Collocarei assim as reforma na ordem da conveniente precedencia de discussão: 1º Judiciaria, que já está no Senado, onde se melhorará; da Guarda-nacional; eleitoral visto que as proximas eleições só se farão em Novembro de 1872, e do recrutamento, que pode por uma lei ser suspenso, por maior prazo, antes e depois das proximas eleições.

A escolha de presidentes, que não sejão representantes da Nação, e não vão administrar as Provincias por pouco tempo, e para fins eleitoraes, assim como, pelo menos, a prompta demissão e privação, por algum tempo, de graças e favores para qualquer autoridade, que influir, valendo-se unicamente do prestigio de seu cargo, em favor de candidatos eleitoraes, também tem sido recomendação minha".

Obs.: Afim de facilitar a leitura introduzimos no texto de Dom Pedro II parágrafos inexistentes no original (EVLM)

Dom Pedro II

(1825-1891)

Nasce no palácio da Quinta da Boa Vista, Rio de Janeiro, e é batizado como Pedro de Alcântara João Carlos Leopoldo Salvador Bebiano Francisco Xavier de Paula Leocádio Miguel Gabriel Rafael Gonzaga.

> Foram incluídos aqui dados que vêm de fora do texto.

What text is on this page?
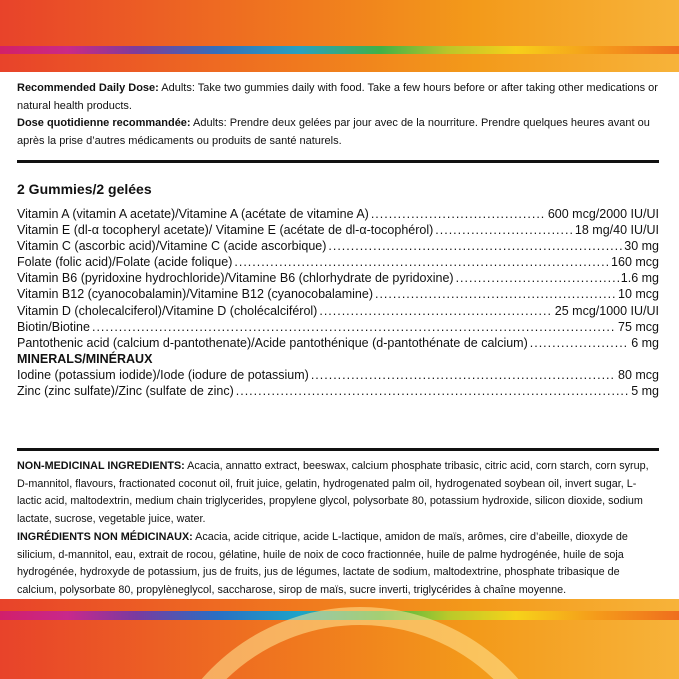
Recommended Daily Dose: Adults: Take two gummies daily with food. Take a few hours before or after taking other medications or natural health products.
Dose quotidienne recommandée: Adults: Prendre deux gelées par jour avec de la nourriture. Prendre quelques heures avant ou après la prise d’autres médicaments ou produits de santé naturels.
2 Gummies/2 gelées
Vitamin A (vitamin A acetate)/Vitamine A (acétate de vitamine A) .....	600 mcg/2000 IU/UI
Vitamin E (dl-α tocopheryl acetate)/ Vitamine E (acétate de dl-α-tocophérol) .....	18 mg/40 IU/UI
Vitamin C (ascorbic acid)/Vitamine C (acide ascorbique) .....	30 mg
Folate (folic acid)/Folate (acide folique) .....	160 mcg
Vitamin B6 (pyridoxine hydrochloride)/Vitamine B6 (chlorhydrate de pyridoxine) .....	1.6 mg
Vitamin B12 (cyanocobalamin)/Vitamine B12 (cyanocobalamine) .....	10 mcg
Vitamin D (cholecalciferol)/Vitamine D (cholécalciférol) .....	25 mcg/1000 IU/UI
Biotin/Biotine .....	75 mcg
Pantothenic acid (calcium d-pantothenate)/Acide pantothénique (d-pantothénate de calcium) .....	6 mg
MINERALS/MINÉRAUX
Iodine (potassium iodide)/Iode (iodure de potassium) .....	80 mcg
Zinc (zinc sulfate)/Zinc (sulfate de zinc) .....	5 mg
NON-MEDICINAL INGREDIENTS: Acacia, annatto extract, beeswax, calcium phosphate tribasic, citric acid, corn starch, corn syrup, D-mannitol, flavours, fractionated coconut oil, fruit juice, gelatin, hydrogenated palm oil, hydrogenated soybean oil, invert sugar, L-lactic acid, maltodextrin, medium chain triglycerides, propylene glycol, polysorbate 80, potassium hydroxide, silicon dioxide, sodium lactate, sucrose, vegetable juice, water.
INGRÉDIENTS NON MÉDICINAUX: Acacia, acide citrique, acide L-lactique, amidon de maïs, arômes, cire d’abeille, dioxyde de silicium, d-mannitol, eau, extrait de rocou, gélatine, huile de noix de coco fractionnée, huile de palme hydrogénée, huile de soja hydrogénée, hydroxyde de potassium, jus de fruits, jus de légumes, lactate de sodium, maltodextrine, phosphate tribasique de calcium, polysorbate 80, propylèneglycol, saccharose, sirop de maïs, sucre inverti, triglycérides à chaîne moyenne.
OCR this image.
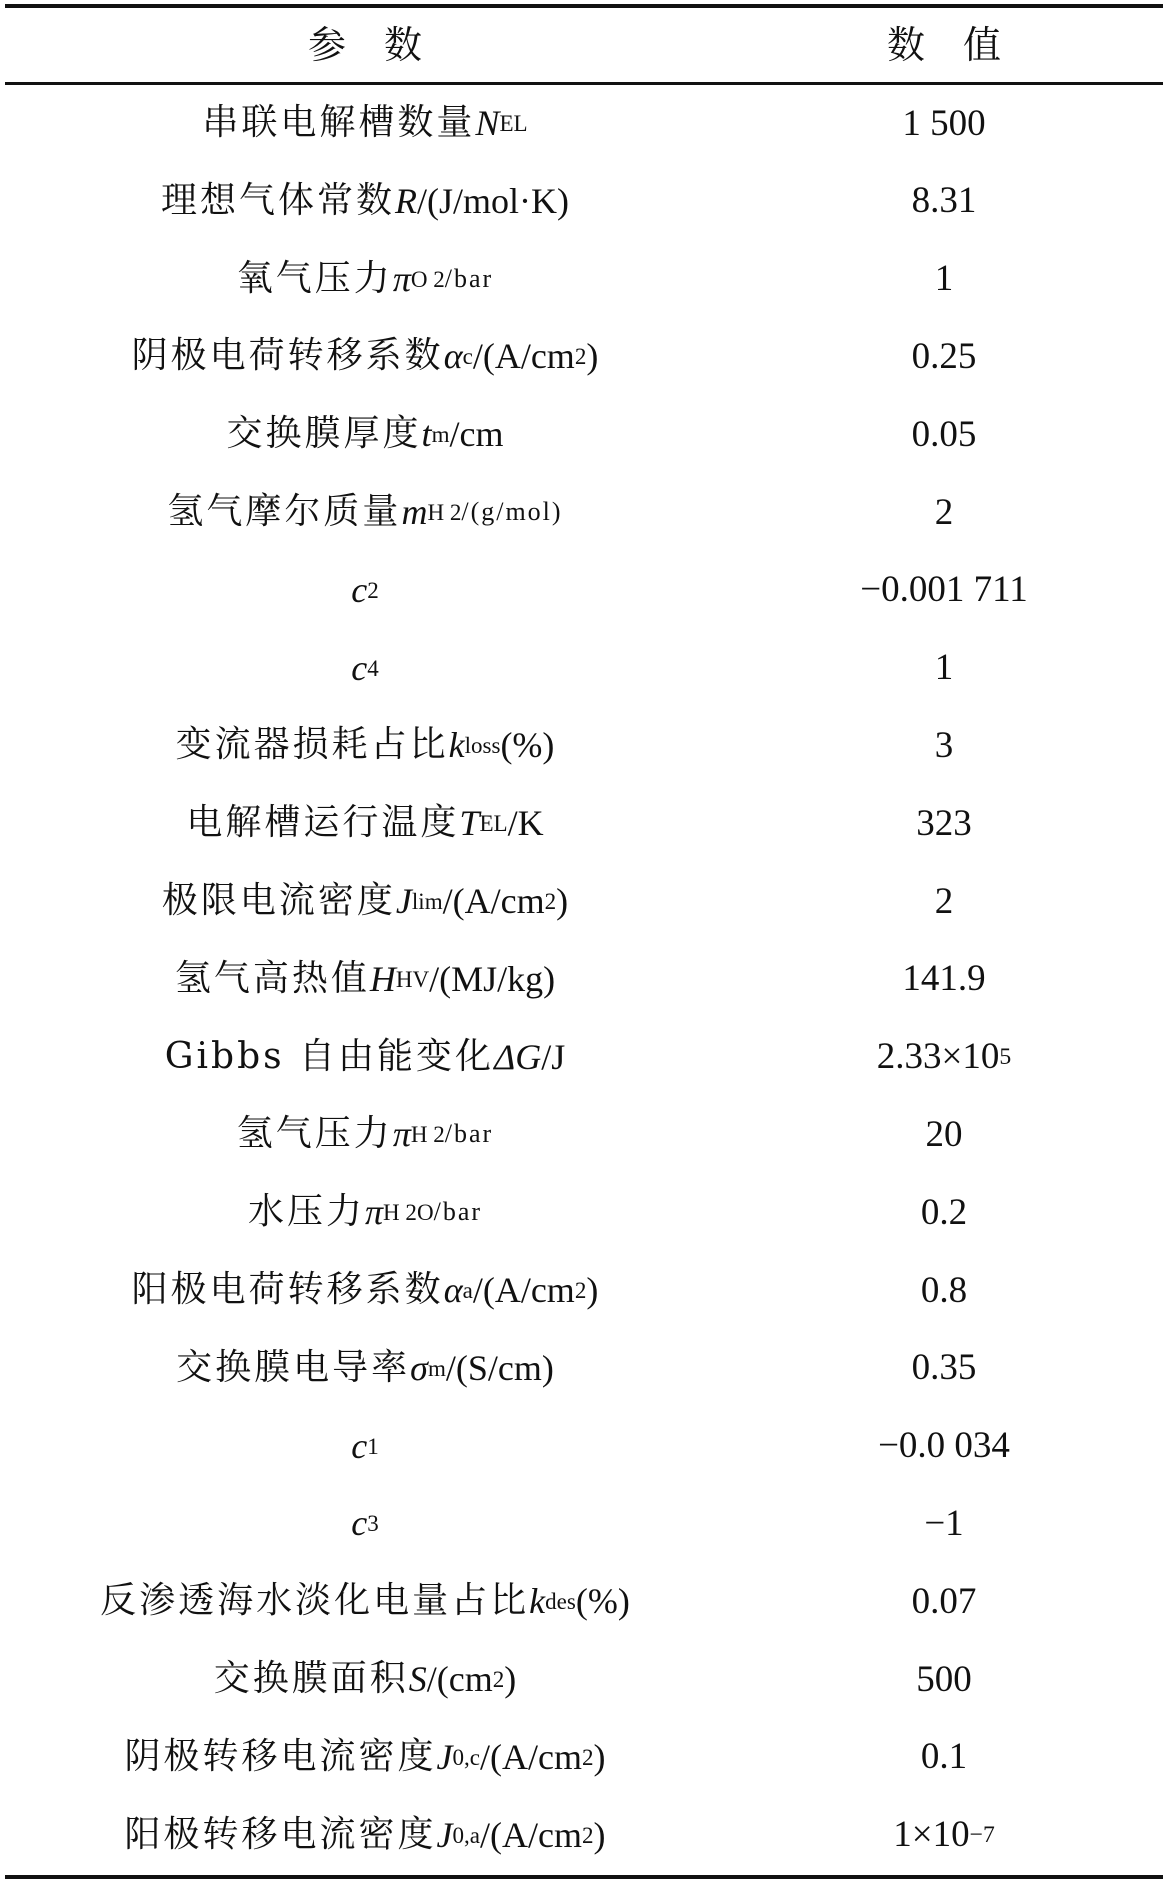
参　数	数　值
串联电解槽数量 N EL	1 500
理想气体常数 R /(J/mol·K)	8.31
氧气压力 π O 2 /bar	1
阴极电荷转移系数 α c /(A/cm 2 )	0.25
交换膜厚度 t m /cm	0.05
氢气摩尔质量 m H 2 /(g/mol)	2
c 2	−0.001 711
c 4	1
变流器损耗占比 k loss (%)	3
电解槽运行温度 T EL /K	323
极限电流密度 J lim /(A/cm 2 )	2
氢气高热值 H HV /(MJ/kg)	141.9
Gibbs 自由能变化 ΔG /J	2.33×10 5
氢气压力 π H 2 /bar	20
水压力 π H 2O /bar	0.2
阳极电荷转移系数 α a /(A/cm 2 )	0.8
交换膜电导率 σ m /(S/cm)	0.35
c 1	−0.0 034
c 3	−1
反渗透海水淡化电量占比 k des (%)	0.07
交换膜面积 S /(cm 2 )	500
阴极转移电流密度 J 0,c /(A/cm 2 )	0.1
阳极转移电流密度 J 0,a /(A/cm 2 )	1×10 −7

Sétimo filho de Dom Pedro I e da imperatriz Leopoldina, herda o direito ao trono com a morte de seus irmãos mais velhos Miguel e João Carlos. Tem 5 anos quando o pai abdica. Fica no Brasil sob tutela de José Bonifácio de Andrada e Silva e, depois, do marquês de Itanhaém. É sagrado imperador aos 15 anos, em 18 de julho de 1841, um ano depois de ser declarado maior e começar a reinar.

Em 30 de maio de 1843 casa-se com a princesa napolitana Teresa Cristina Maria de Bourbon, filha de Francisco I, do Reino das Duas Sicílias. Tem quatro filhos, mas só dois sobrevivem: as princesas Isabel e Leopoldina.

No início de seu governo faz viagens diplomáticas às províncias mais conflituadas. Culto, protege artistas e escritores e mantém correspondência com cientistas de várias partes do mundo. Entre 1871 e 1887 faz três viagens ao exterior - sempre pagando suas próprias despesas -, e procura trazer para o Brasil várias inovações tecnológicas.

Com a proclamação da República, deixa o país e vai com a família para Portugal, em 17 de novembro de 1889. Dois anos depois, em 5 de dezembro, morre de pneumonia em Paris, aos 66 anos.